El empeño de la felicidad

Ser feliz equivale, pues, a consumir más, aunque sea con marcas falsificadas. Se trata de un consumo ostentoso, extravertido, dispuesto a provocar envidia.

La celebrada expresión se encuentra en la Declaración de Independencia de los Estados Unidos (pursuit of hapiness). Constituye una de las obligaciones y derechos que caracterizan nuestra edad contemporánea. Viene a ser la apoteosis del individualismo. Nadie está en contra de tal deseo, pero son varios, y hasta discordantes, los sentidos que se dan a la codiciada felicidad. Participan de un común rasgo que distingue al género humano y por tanto lo aleja de los otros mamíferos: la facultad de estar anticipando siempre el futuro cercano o lejano. Para ello se requiere una facultad previa, otra vez específicamente humana: la imaginación. A través de ella se tejen los símbolos, las aspiraciones, los sueños diurnos. "El hombre es un animal futurizo", decía José Ortega y Gasset.

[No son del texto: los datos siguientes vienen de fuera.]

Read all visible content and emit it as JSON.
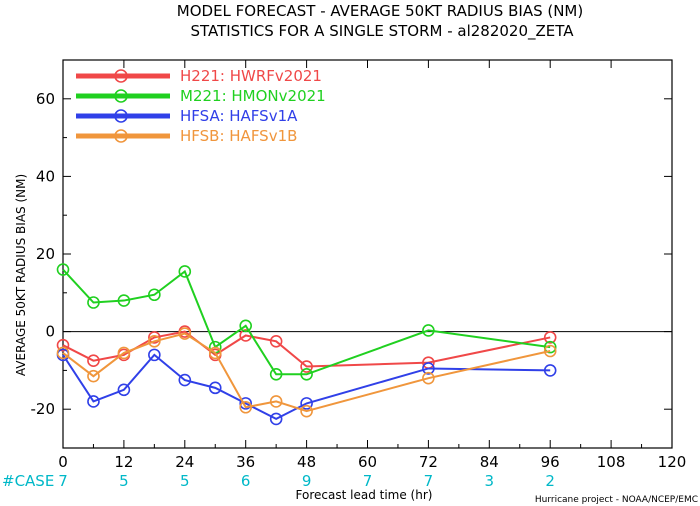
{
  "chart_data": {
    "type": "line",
    "title": "MODEL FORECAST - AVERAGE 50KT RADIUS BIAS (NM)",
    "subtitle": "STATISTICS FOR A SINGLE STORM - al282020_ZETA",
    "xlabel": "Forecast lead time (hr)",
    "ylabel": "AVERAGE 50KT RADIUS BIAS (NM)",
    "xlim": [
      0,
      120
    ],
    "ylim": [
      -30,
      70
    ],
    "xticks": [
      0,
      12,
      24,
      36,
      48,
      60,
      72,
      84,
      96,
      108,
      120
    ],
    "yticks": [
      -20,
      0,
      20,
      40,
      60
    ],
    "zero_line": true,
    "legend_position": "top-left",
    "case_label": "#CASE",
    "cases": [
      {
        "x": 0,
        "n": "7"
      },
      {
        "x": 12,
        "n": "5"
      },
      {
        "x": 24,
        "n": "5"
      },
      {
        "x": 36,
        "n": "6"
      },
      {
        "x": 48,
        "n": "9"
      },
      {
        "x": 60,
        "n": "7"
      },
      {
        "x": 72,
        "n": "7"
      },
      {
        "x": 84,
        "n": "3"
      },
      {
        "x": 96,
        "n": "2"
      }
    ],
    "credit": "Hurricane project - NOAA/NCEP/EMC",
    "series": [
      {
        "code": "H221:",
        "name": "HWRFv2021",
        "color": "#f04848",
        "points": [
          [
            0,
            -3.5
          ],
          [
            6,
            -7.5
          ],
          [
            12,
            -6
          ],
          [
            18,
            -1.5
          ],
          [
            24,
            0
          ],
          [
            30,
            -6
          ],
          [
            36,
            -1
          ],
          [
            42,
            -2.5
          ],
          [
            48,
            -9
          ],
          [
            72,
            -8
          ],
          [
            96,
            -1.5
          ]
        ]
      },
      {
        "code": "M221:",
        "name": "HMONv2021",
        "color": "#20d020",
        "points": [
          [
            0,
            16
          ],
          [
            6,
            7.5
          ],
          [
            12,
            8
          ],
          [
            18,
            9.5
          ],
          [
            24,
            15.5
          ],
          [
            30,
            -4
          ],
          [
            36,
            1.5
          ],
          [
            42,
            -11
          ],
          [
            48,
            -11
          ],
          [
            72,
            0.3
          ],
          [
            96,
            -4
          ]
        ]
      },
      {
        "code": "HFSA:",
        "name": "HAFSv1A",
        "color": "#3040e8",
        "points": [
          [
            0,
            -6
          ],
          [
            6,
            -18
          ],
          [
            12,
            -15
          ],
          [
            18,
            -6
          ],
          [
            24,
            -12.5
          ],
          [
            30,
            -14.5
          ],
          [
            36,
            -18.5
          ],
          [
            42,
            -22.5
          ],
          [
            48,
            -18.5
          ],
          [
            72,
            -9.5
          ],
          [
            96,
            -10
          ]
        ]
      },
      {
        "code": "HFSB:",
        "name": "HAFSv1B",
        "color": "#f0963c",
        "points": [
          [
            0,
            -5.5
          ],
          [
            6,
            -11.5
          ],
          [
            12,
            -5.5
          ],
          [
            18,
            -2.5
          ],
          [
            24,
            -0.5
          ],
          [
            30,
            -5.5
          ],
          [
            36,
            -19.5
          ],
          [
            42,
            -18
          ],
          [
            48,
            -20.5
          ],
          [
            72,
            -12
          ],
          [
            96,
            -5
          ]
        ]
      }
    ]
  }
}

Ahora empiezan las divergencias, pues la imaginación ("la loca de la casa") puede conducir a deseos muy distintos. En nuestro tiempo turbulento predomina una idea de la felicidad material como remedo de lo que se supone que poseen ciertos privilegiados, los que acaparan las noticias. Si ellos se trasladan continuamente de un país a otro, las gentes del común se sentirán dichosas al viajar a lugares exóticos, aunque sea en compactos paquetes turísticos. Si las llamadas celebridades parecen siempre más jóvenes de lo que determina su edad, hay que hacer todo lo posible para frecuentar el gimnasio, conservarse en forma, no envejecer. Si uno de los distintivos de los famosos son los rutilantes yates de recreo, hay que imitarlos embarcándose en cruceros, que son como hacinados rascacielos flotantes. La búsqueda de la felicidad se convierte en una extravagante imitación de quienes parece que la han conseguido. Ser feliz equivale, pues, a consumir más, aunque sea con marcas falsificadas. Se trata de un consumo ostentoso, extravertido, dispuesto a provocar envidia.

Hay otra idea muy distinta y más difícil de la felicidad. Solo la disfruta una escuálida minoría de personas especialmente sensibles. Para empezar, no es individualista, ya que el sujeto entiende que lo fundamental es ayudar a otras personas a que sean felices. Pueden ser el cónyuge, la familia, los amigos, los pertenecientes al círculo cercano, sea el equipo de trabajo o de cualquier otra asociación.

En su origen, la felicitas romana se emparentaba con la fecundidad de la tierra, el dar frutos. ¿Sería posible recobrar esta idea primigenia y auténtica de la felicidad? Ese sentido más fecundo de la felicidad proporciona una rara sensación de paz. No con el significado político o bélico del término, sino el de la pax animi (paz interior) de los clásicos romanos. Se expresa simbólicamente en el gesto de darse la paz que se incluye en el rito de la misa católica. Equivale al shalom hebreo, que originalmente significa dar salud o salvación al otro. Obsérvese que no se trata de un logro individual, sino de la donación o regalo de una persona a otras cercanas. Casi es lo opuesto de la felicidad como consumo o extraversión. En síntesis, frente a la felicidad como agitada excitación, se alza la felicidad como una sensación de paz. Comprendo que sea un ideal extravagante en medio del tráfago de la vida actual. Pero vale la pena intentarlo, empeñarse en ello. Seguramente, con un valor así mejorarían mucho las relaciones humanas todas, algunas hoy tan broncas.